Discover the Flavours of Science.

Blog 2 - Food, with a twist of science

Just one word – food – has the power to make us drool. And more than anything else, good food is good mood. It is no longer only a means of sustenance; it is a feeling. It relieves us of our stress, uplifts our gloomy mood, and gives us the energy to take on the world. Food, in short, is fresh, wholesome happiness, served with a side of science.

Yes, you read that right. Science. No dish can be created without science doing its magic. Be it the formation of curd or making of honey, the cooking process would be incomplete without science.

Come, let’s dive deep into the role of science in churning out the most flavoursome and scrumptious dishes you can dig in to.

  1. Fresh-Baked Cookies or The Maillard Reaction?

Did you know the perfectly baked batch of cookies you love owes it’s awesome flavour, aroma, and colour to the Maillard Reaction? When the amino acids and the reducing sugar react in the presence of heat (140°C to 165°C), the food in the oven or stove releases flavours and turns it brown. If the protein concentration is higher (like in Meats), the Maillard reaction will bring out more flavours and if the sugar concentration is higher (like in Cakes), it will produce a lovely aroma. So, right from grilled fish with golden-brown fries to the colour of coffee and maple syrup, you’ll find Maillard Reaction play the MasterChef (without an apron or a cap.)

  1. Mouth-Watering Tikkas or The Process of Osmosis?
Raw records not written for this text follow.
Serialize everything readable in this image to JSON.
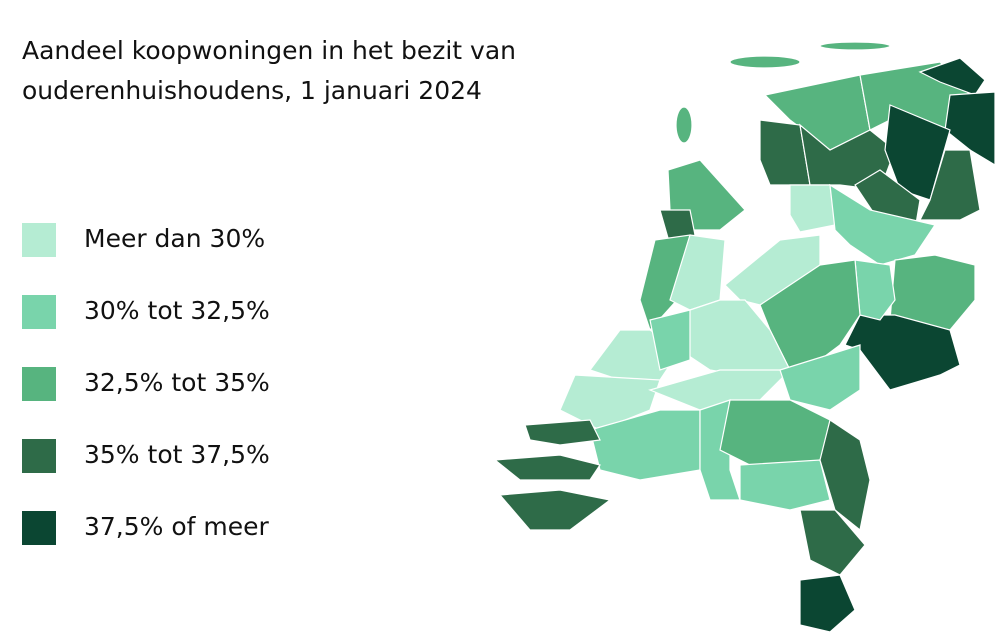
{
  "title_lines": [
    "Aandeel koopwoningen in het bezit van",
    "ouderenhuishoudens, 1 januari 2024"
  ],
  "legend": [
    {
      "label": "Meer dan 30%",
      "color": "#b5ecd3"
    },
    {
      "label": "30% tot 32,5%",
      "color": "#79d4ab"
    },
    {
      "label": "32,5% tot 35%",
      "color": "#57b47f"
    },
    {
      "label": "35% tot 37,5%",
      "color": "#2e6b48"
    },
    {
      "label": "37,5% of meer",
      "color": "#0b4632"
    }
  ]
}
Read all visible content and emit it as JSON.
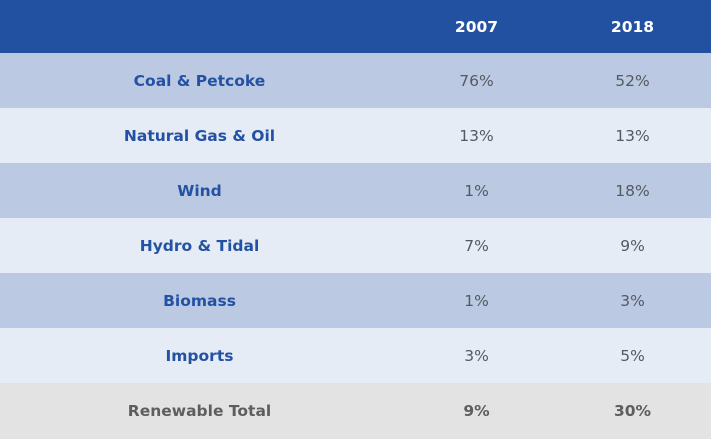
{
  "colors": {
    "header_bg": "#2251a1",
    "row_dark": "#bcc9e2",
    "row_light": "#e5ecf5",
    "total_bg": "#e3e3e3",
    "source_text": "#2351a3",
    "value_text": "#555a61"
  },
  "header": {
    "source": "",
    "year_2007": "2007",
    "year_2018": "2018"
  },
  "rows": [
    {
      "source": "Coal & Petcoke",
      "y2007": "76%",
      "y2018": "52%"
    },
    {
      "source": "Natural Gas & Oil",
      "y2007": "13%",
      "y2018": "13%"
    },
    {
      "source": "Wind",
      "y2007": "1%",
      "y2018": "18%"
    },
    {
      "source": "Hydro & Tidal",
      "y2007": "7%",
      "y2018": "9%"
    },
    {
      "source": "Biomass",
      "y2007": "1%",
      "y2018": "3%"
    },
    {
      "source": "Imports",
      "y2007": "3%",
      "y2018": "5%"
    }
  ],
  "total": {
    "label": "Renewable Total",
    "y2007": "9%",
    "y2018": "30%"
  }
}
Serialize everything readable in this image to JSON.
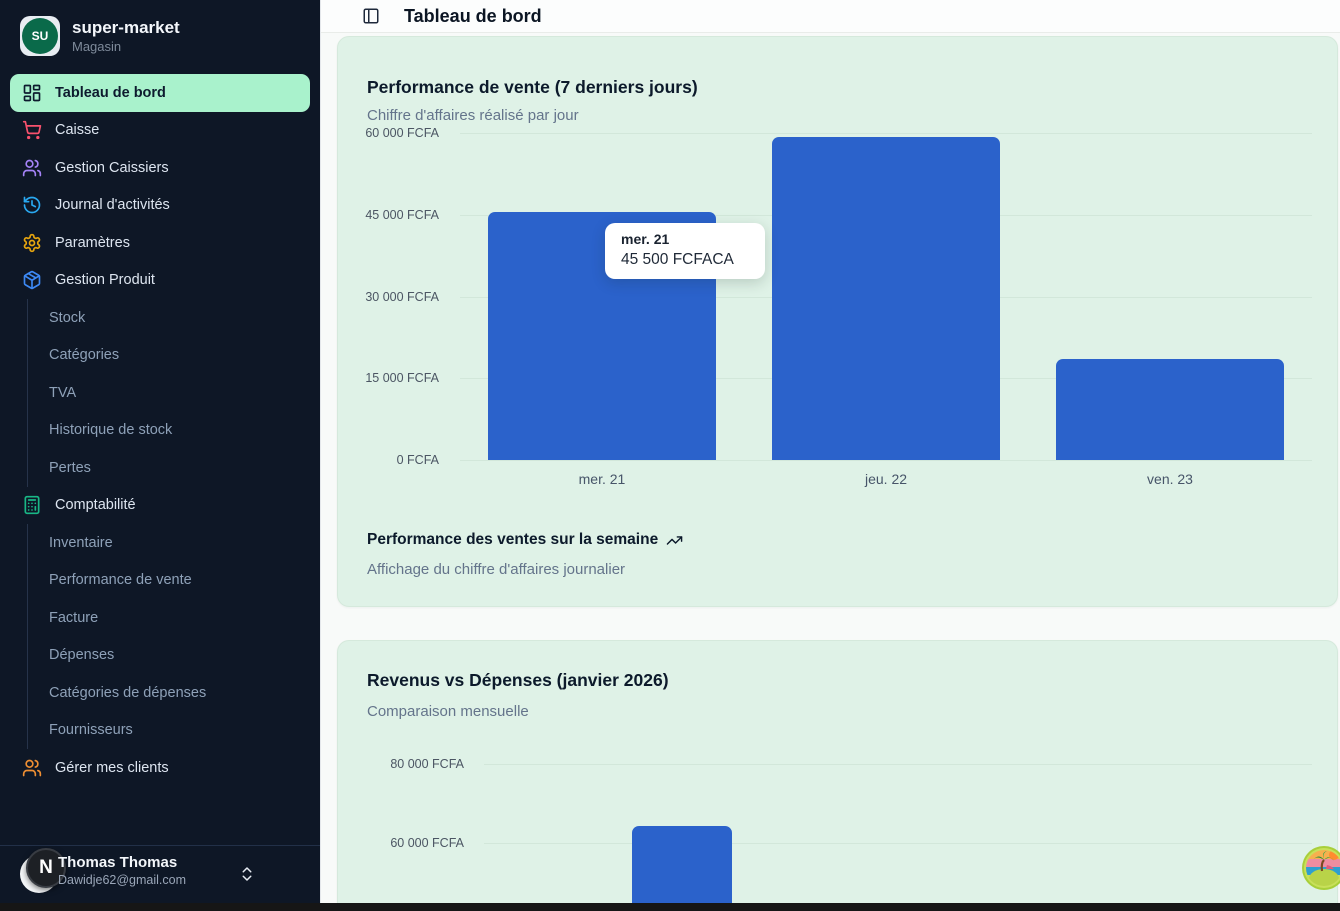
{
  "sidebar": {
    "brand": {
      "initials": "SU",
      "name": "super-market",
      "subtitle": "Magasin"
    },
    "items": [
      {
        "label": "Tableau de bord",
        "icon": "layout-dashboard-icon",
        "active": true,
        "icon_color": "#0d1b2e"
      },
      {
        "label": "Caisse",
        "icon": "shopping-cart-icon",
        "icon_color": "#f9516d"
      },
      {
        "label": "Gestion Caissiers",
        "icon": "users-icon",
        "icon_color": "#a583f7"
      },
      {
        "label": "Journal d'activités",
        "icon": "history-icon",
        "icon_color": "#29a8f0"
      },
      {
        "label": "Paramètres",
        "icon": "gear-icon",
        "icon_color": "#e6a50f"
      },
      {
        "label": "Gestion Produit",
        "icon": "package-icon",
        "icon_color": "#3d89f5",
        "children": [
          {
            "label": "Stock"
          },
          {
            "label": "Catégories"
          },
          {
            "label": "TVA"
          },
          {
            "label": "Historique de stock"
          },
          {
            "label": "Pertes"
          }
        ]
      },
      {
        "label": "Comptabilité",
        "icon": "calculator-icon",
        "icon_color": "#19b786",
        "children": [
          {
            "label": "Inventaire"
          },
          {
            "label": "Performance de vente"
          },
          {
            "label": "Facture"
          },
          {
            "label": "Dépenses"
          },
          {
            "label": "Catégories de dépenses"
          },
          {
            "label": "Fournisseurs"
          }
        ]
      },
      {
        "label": "Gérer mes clients",
        "icon": "users-icon",
        "icon_color": "#ef8f33"
      }
    ],
    "user": {
      "name": "Thomas Thomas",
      "email": "Dawidje62@gmail.com",
      "badge": "N"
    }
  },
  "header": {
    "title": "Tableau de bord"
  },
  "cards": [
    {
      "title": "Performance de vente (7 derniers jours)",
      "subtitle": "Chiffre d'affaires réalisé par jour",
      "footer_title": "Performance des ventes sur la semaine",
      "footer_subtitle": "Affichage du chiffre d'affaires journalier"
    },
    {
      "title": "Revenus vs Dépenses (janvier 2026)",
      "subtitle": "Comparaison mensuelle"
    }
  ],
  "tooltip": {
    "title": "mer. 21",
    "value": "45 500 FCFACA"
  },
  "colors": {
    "bar_blue": "#2b62cb",
    "card_mint": "#dff2e7",
    "sidebar_bg": "#0e1726",
    "active_pill": "#a9f2cc"
  },
  "chart_data": [
    {
      "type": "bar",
      "title": "Performance de vente (7 derniers jours)",
      "subtitle": "Chiffre d'affaires réalisé par jour",
      "categories": [
        "mer. 21",
        "jeu. 22",
        "ven. 23"
      ],
      "series": [
        {
          "name": "Chiffre d'affaires",
          "values": [
            45500,
            59300,
            18500
          ]
        }
      ],
      "unit": "FCFA",
      "ylim": [
        0,
        60000
      ],
      "grid": true,
      "legend": "none",
      "yticks": [
        {
          "value": 0,
          "label": "0 FCFA"
        },
        {
          "value": 15000,
          "label": "15 000 FCFA"
        },
        {
          "value": 30000,
          "label": "30 000 FCFA"
        },
        {
          "value": 45000,
          "label": "45 000 FCFA"
        },
        {
          "value": 60000,
          "label": "60 000 FCFA"
        }
      ],
      "tooltip": {
        "category": "mer. 21",
        "value_label": "45 500 FCFACA"
      },
      "note": "mer. 21 value from tooltip; jeu. 22 and ven. 23 estimated from gridlines"
    },
    {
      "type": "bar",
      "title": "Revenus vs Dépenses (janvier 2026)",
      "subtitle": "Comparaison mensuelle",
      "categories": [
        "(label cut off at viewport bottom)"
      ],
      "series": [
        {
          "name": "Revenus",
          "values": [
            64300
          ]
        }
      ],
      "unit": "FCFA",
      "ylim": [
        0,
        80000
      ],
      "grid": true,
      "yticks": [
        {
          "value": 80000,
          "label": "80 000 FCFA"
        },
        {
          "value": 60000,
          "label": "60 000 FCFA"
        }
      ],
      "note": "chart cut off by bottom of viewport; single blue bar visible, value estimated from gridlines"
    }
  ]
}
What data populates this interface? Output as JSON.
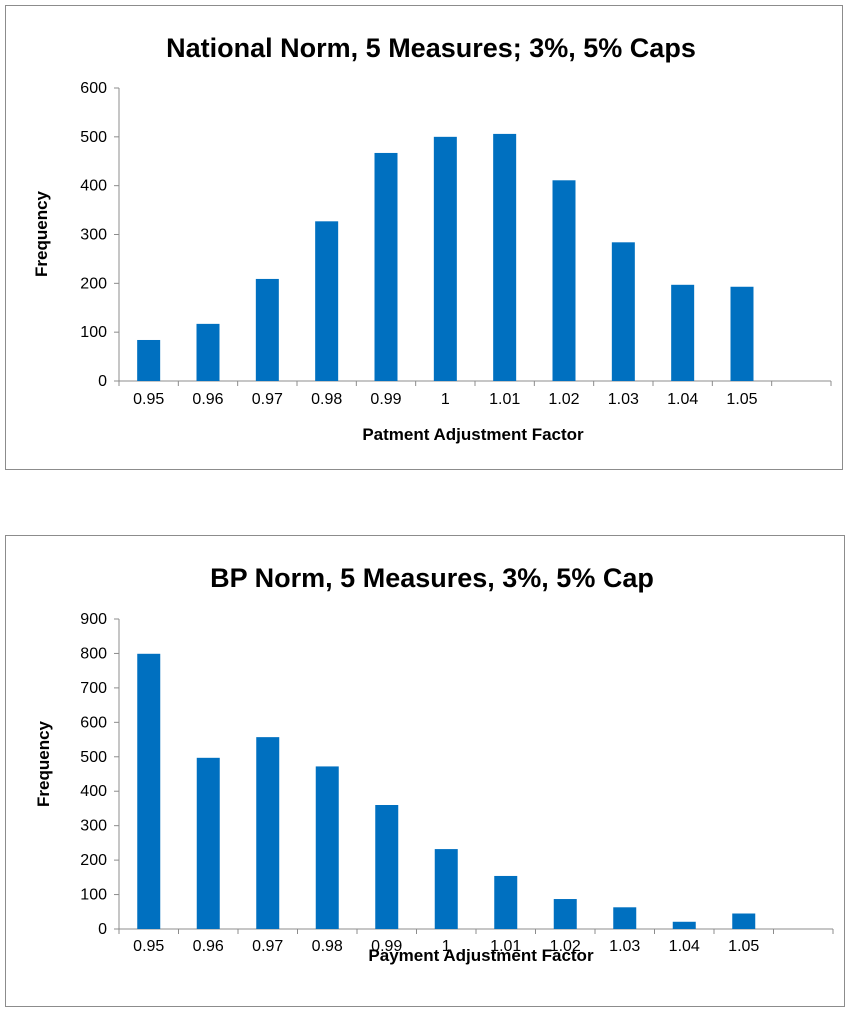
{
  "chart_data": [
    {
      "type": "bar",
      "title": "National Norm, 5 Measures; 3%, 5% Caps",
      "xlabel": "Patment Adjustment Factor",
      "ylabel": "Frequency",
      "ylim": [
        0,
        600
      ],
      "yticks": [
        "0",
        "100",
        "200",
        "300",
        "400",
        "500",
        "600"
      ],
      "categories": [
        "0.95",
        "0.96",
        "0.97",
        "0.98",
        "0.99",
        "1",
        "1.01",
        "1.02",
        "1.03",
        "1.04",
        "1.05"
      ],
      "values": [
        84,
        117,
        209,
        327,
        467,
        500,
        506,
        411,
        284,
        197,
        193
      ],
      "bar_color": "#0070c0",
      "grid": false
    },
    {
      "type": "bar",
      "title": "BP Norm, 5 Measures, 3%, 5% Cap",
      "xlabel": "Payment Adjustment Factor",
      "ylabel": "Frequency",
      "ylim": [
        0,
        900
      ],
      "yticks": [
        "0",
        "100",
        "200",
        "300",
        "400",
        "500",
        "600",
        "700",
        "800",
        "900"
      ],
      "categories": [
        "0.95",
        "0.96",
        "0.97",
        "0.98",
        "0.99",
        "1",
        "1.01",
        "1.02",
        "1.03",
        "1.04",
        "1.05"
      ],
      "values": [
        799,
        497,
        557,
        472,
        360,
        232,
        154,
        87,
        63,
        21,
        45
      ],
      "bar_color": "#0070c0",
      "grid": false
    }
  ]
}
Osmosis is not only a biological concept that you must learn for your exams or perform on raisins in labs. It is much more than that. Osmosis, simply, is the movement of water molecules to a higher concentration level through a selectively permeable membrane. The juicy steaks and the spicy chicken tikka, for example, gets its rich flavours and textures from osmosis. Therefore, when you marinate the chicken, the water from the chicken’s muscle cells flows out into the marinate due to osmosis and evaporates in the heat. And, in turn, spices and salts permeate into the meat to make it tasteful and succulent.

  1. Creamy Mayo or Simple Emulsions?

Emulsion is a mixture of two liquids that cannot be mixed, like oil and water. They need an emulsifying agent to unite them into a seamless blend. Mayonnaise, for example, uses egg yolk to uniformly dispense the oil in water. Homogenised milk and butter uses casein (i.e. milk protein) as an emulsifying agent to chemically bond the two immiscible liquids. Thus, mixing them at the right speed with perfect measurements will create an emulsion that is not only smooth but fantastic to taste.

Who would have thought, the amazing dishes that we gobble down taste so good, just because of science? Food is, therefore, much more than following a simple recipe or procuring the best ingredients. It requires a lot of chemistry, biology, and physics.